I came across this article recently and thought it worth commenting on in the context of my work as a male escort in Sydney, Australia.
The gist of the article is that older women (and also younger generations) are moving away from the model of conventional romantic relationships and instead finding happiness in deeper friendships (possibly with people of the same sex) rather than trying to get that from a romantic relationship.
This is I suspect influenced by changes in social norms and the decline of women’s financial dependence on men. (Many) women no-longer need to be in a relationship with a man to be able to provide for children, or just to get by.
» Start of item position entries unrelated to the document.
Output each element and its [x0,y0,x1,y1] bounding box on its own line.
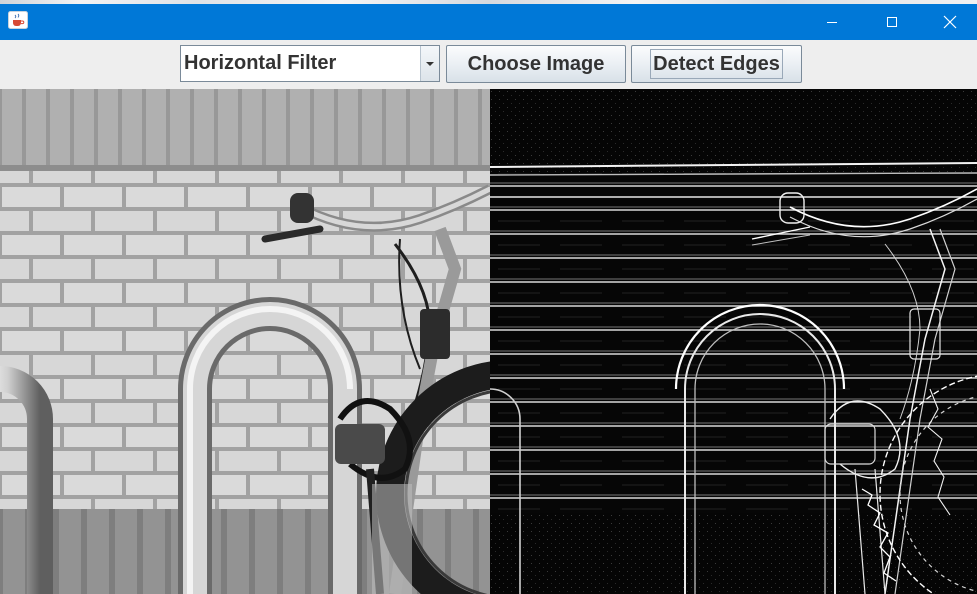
filter-select-value: Horizontal Filter [184,52,337,74]
detect-edges-label: Detect Edges [650,49,783,79]
close-icon [943,15,957,29]
title-bar[interactable] [0,0,977,40]
choose-image-button[interactable]: Choose Image [446,45,626,83]
filter-select-arrow-button[interactable] [420,46,439,81]
minimize-button[interactable] [803,4,861,40]
choose-image-label: Choose Image [467,53,605,75]
edge-detection-image-panel [490,89,977,594]
java-cup-icon[interactable] [8,11,28,29]
toolbar: Horizontal Filter Choose Image Detect Ed… [0,40,977,89]
original-image-panel [0,89,490,594]
edge-image [490,89,977,594]
maximize-icon [887,17,897,27]
caret-down-icon [426,61,434,66]
close-button[interactable] [921,4,977,40]
filter-select[interactable]: Horizontal Filter [180,45,440,82]
minimize-icon [827,22,837,23]
original-image [0,89,490,594]
app-window: Horizontal Filter Choose Image Detect Ed… [0,0,977,594]
maximize-button[interactable] [863,4,921,40]
detect-edges-button[interactable]: Detect Edges [631,45,802,83]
So this opens up the opportunity for women to find different ways of satisfying their emotional needs and according the research quoted in the article many women are doing this through close friendships rather than romantic relationships with men.
I think that on the whole this is a positive thing. It is good to challenge conventional ideas about how we find happiness in life – and realising that it is possible to separate things like emotional fulfillment, intellectual fulfillment/challenge, and sexual fulfillment makes it much, much easier in my opinion to be able to fill your life with those things without being forced to compromise.
I literally see women doing this with my work. Women who have no-sexual relationships with a committed partner come to me for the sex that the relationship doesn’t give them. Others don’t have a committed relationship, but do have a strong friend network who give them emotional fulfillment, but not sex, so they come to me to get the physical intimacy that they don’t get elsewhere.
This isn’t a passing thing either. I have clients who have been coming to me for between five to ten years. So some women really do see my service as a long term part of their lives.
This won’t work for everyone, but I’m glad that sex work is decriminalised (mostly) here in Australia and can therefore help women to create better lives for themselves.